Helping You Get the Most Out of Your Misery
Tuesday, October 05, 2004
To Veep, Perchance to Dream
(We join the Vice-Presidential Debate already in progress.)
MODERATOR: Mr. Vice-President, I have to remind you that guns are not permitted in this venue and are against debate rules.
CHENEY: (Waving his Uzi around) That's the kind of pussy logic that's gonna hand this country over to the Soviets.
EDWARDS: Mr. Cheney, the Soviet Union dissolved years ago.
CHENEY: Go fuck yourself, hairdo. (He flips the safety on and tosses the gun to a secret service agent offstage.) Next question.
MODERATOR: Senator Edwards, during the Democratic primary, you expressed some ideas about healthcare that didn't seem to jibe with the position of your now-running mate. Which of those ideas have you brought to the campaign?

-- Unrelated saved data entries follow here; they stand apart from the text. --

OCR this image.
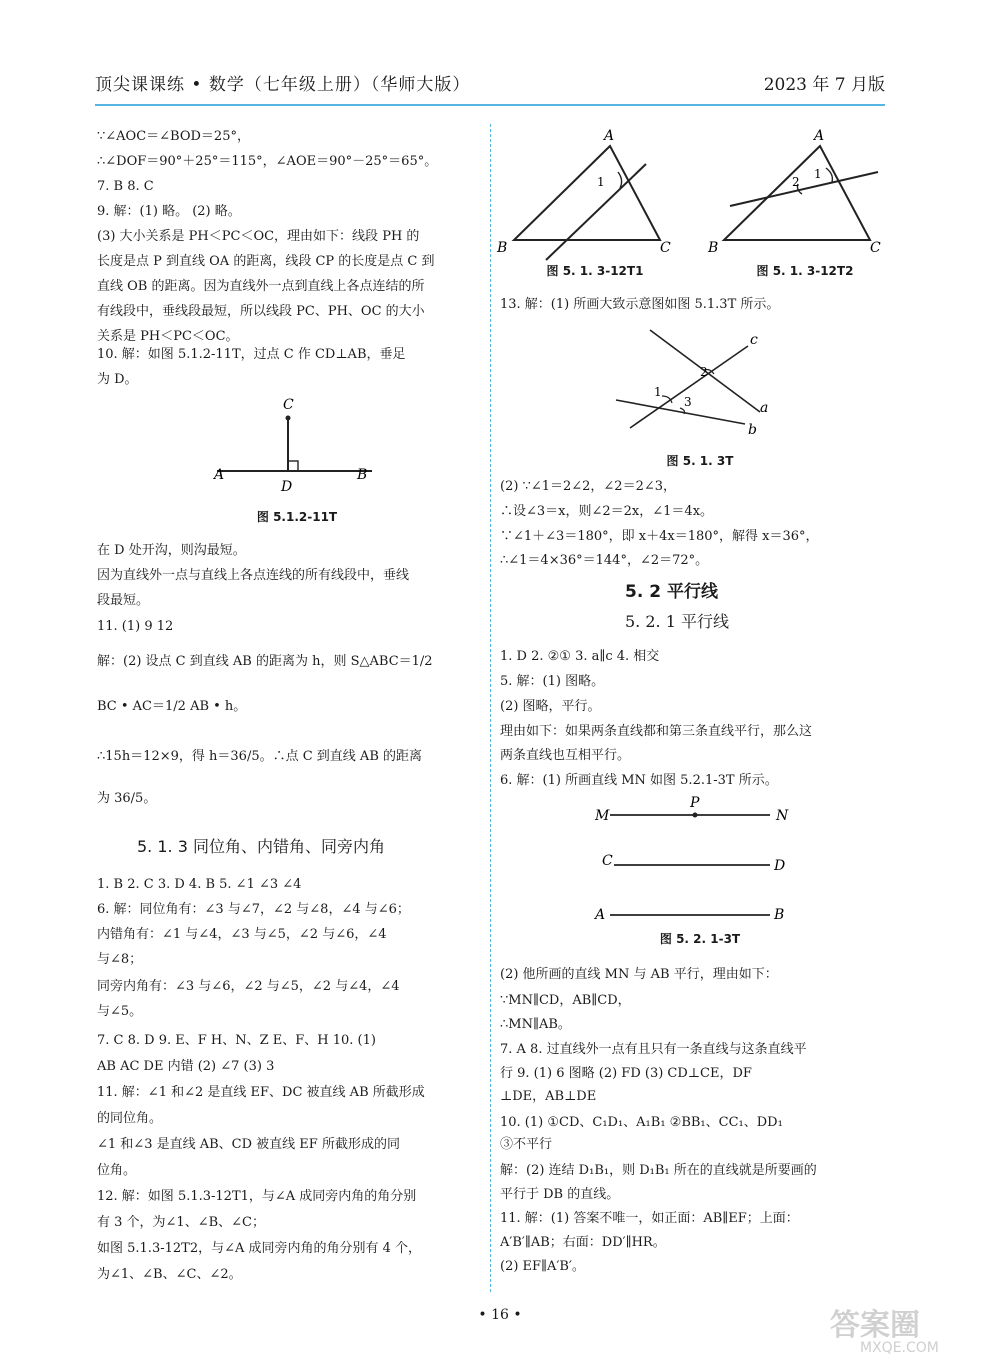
顶尖课课练 • 数学（七年级上册）（华师大版）	2023 年 7 月版
∵∠AOC＝∠BOD＝25°，
∴∠DOF＝90°＋25°＝115°，∠AOE＝90°－25°＝65°。
7. B 8. C
9. 解：(1) 略。 (2) 略。
(3) 大小关系是 PH＜PC＜OC，理由如下：线段 PH 的
长度是点 P 到直线 OA 的距离，线段 CP 的长度是点 C 到
直线 OB 的距离。因为直线外一点到直线上各点连结的所
有线段中，垂线段最短，所以线段 PC、PH、OC 的大小
关系是 PH＜PC＜OC。
10. 解：如图 5.1.2-11T，过点 C 作 CD⊥AB，垂足
为 D。
C
A
D
B
图 5.1.2-11T
在 D 处开沟，则沟最短。
因为直线外一点与直线上各点连线的所有线段中，垂线
段最短。
11. (1) 9 12
解：(2) 设点 C 到直线 AB 的距离为 h，则 S△ABC＝1/2
BC • AC＝1/2 AB • h。
∴15h＝12×9，得 h＝36/5。∴点 C 到直线 AB 的距离
为 36/5。
5. 1. 3 同位角、内错角、同旁内角
1. B 2. C 3. D 4. B 5. ∠1 ∠3 ∠4
6. 解：同位角有：∠3 与∠7，∠2 与∠8，∠4 与∠6；
内错角有：∠1 与∠4，∠3 与∠5，∠2 与∠6，∠4
与∠8；
同旁内角有：∠3 与∠6，∠2 与∠5，∠2 与∠4，∠4
与∠5。
7. C 8. D 9. E、F H、N、Z E、F、H 10. (1)
AB AC DE 内错 (2) ∠7 (3) 3
11. 解：∠1 和∠2 是直线 EF、DC 被直线 AB 所截形成
的同位角。
∠1 和∠3 是直线 AB、CD 被直线 EF 所截形成的同
位角。
12. 解：如图 5.1.3-12T1，与∠A 成同旁内角的角分别
有 3 个，为∠1、∠B、∠C；
如图 5.1.3-12T2，与∠A 成同旁内角的角分别有 4 个，
为∠1、∠B、∠C、∠2。
A
B	C
1
图 5. 1. 3-12T1
A
B	C
1
2
图 5. 1. 3-12T2
13. 解：(1) 所画大致示意图如图 5.1.3T 所示。
c
a
b
1
2
3
图 5. 1. 3T
(2) ∵∠1＝2∠2，∠2＝2∠3，
∴设∠3＝x，则∠2＝2x，∠1＝4x。
∵∠1＋∠3＝180°，即 x＋4x＝180°，解得 x＝36°，
∴∠1＝4×36°＝144°，∠2＝72°。
5. 2 平行线
5. 2. 1 平行线
1. D 2. ②① 3. a∥c 4. 相交
5. 解：(1) 图略。
(2) 图略，平行。
理由如下：如果两条直线都和第三条直线平行，那么这
两条直线也互相平行。
6. 解：(1) 所画直线 MN 如图 5.2.1-3T 所示。
M
P
N
C	D
A	B
图 5. 2. 1-3T
(2) 他所画的直线 MN 与 AB 平行，理由如下：
∵MN∥CD，AB∥CD，
∴MN∥AB。
7. A 8. 过直线外一点有且只有一条直线与这条直线平
行 9. (1) 6 图略 (2) FD (3) CD⊥CE，DF
⊥DE，AB⊥DE
10. (1) ①CD、C₁D₁、A₁B₁ ②BB₁、CC₁、DD₁
③不平行
解：(2) 连结 D₁B₁，则 D₁B₁ 所在的直线就是所要画的
平行于 DB 的直线。
11. 解：(1) 答案不唯一，如正面：AB∥EF；上面：
A′B′∥AB；右面：DD′∥HR。
(2) EF∥A′B′。
• 16 •	答案圈
MXQE.COM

EDWARDS: Let me tell you something, I have spent enough time over the years in hospital waiting rooms, trolling for clients, that I've gotten to know the American health care system pretty darn well. You've got a bunch of huge corporations out there afraid to give their clients the services they need and deserve because it has a negative impact on their own bottom line. That's no way to treat someone who's ill. It's a symptom of the Two Americas we have out there. It needs to change. Also, I've got to say that medical supply companies charge way, way too much for foam neck braces. Even if you buy 'em in bulk.
MODERATOR: Mr. Vice-President?
CHENEY: This candy-assed little pretty boy talks like there's something wrong with huge corporations. Listen, you piss-ant prairie punk, without huge corporations, there would be no U.S.A., you got me? So instead of whining and suing them and taking their money, why don't you get down on your calloused fucking knees and thank them for allowing you to exist.
MODERATOR: Mr. Cheney, I really don't want to have to remind you again that this debate is being aired live on network television and you should censor your language.
CHENEY: Sensor my fucking colon, dipshit. This is how a real man talks. I think the nation needs to know the difference between a real man and a shiny suit full of quivering bitch.
EDWARDS: Okay, that's enough, old man. (He throws his jacket to the floor and loosens his tie.) You're about to eat more carpet than your daughter.
CHENEY: (Throwing over his chair) I'm going to take you down like a Kennedy in the sixties!
(They grapple and fight. Cheney rips chunks of Edwards' hair out. At one point, Cheney has a small heart attack, then continues fighting. Finally, the moderator steps around his table and brandishes a taser.)
MODERATOR: Gentlemen, if you don't return to your places, you will be finishing this debate as quivering heaps of jelly..
(Cheney and Edwards limp back to their corners.)
MODERATOR: Let's have your closing remarks.
EDWARDS: Haliburton. NeoCon. Liar.
CHENEY: Insubstantial. Pussy. Trial lawyer.
MODERATOR: Thank you. We're done now. Go home. (To himself) I can't fucking wait for November 3rd.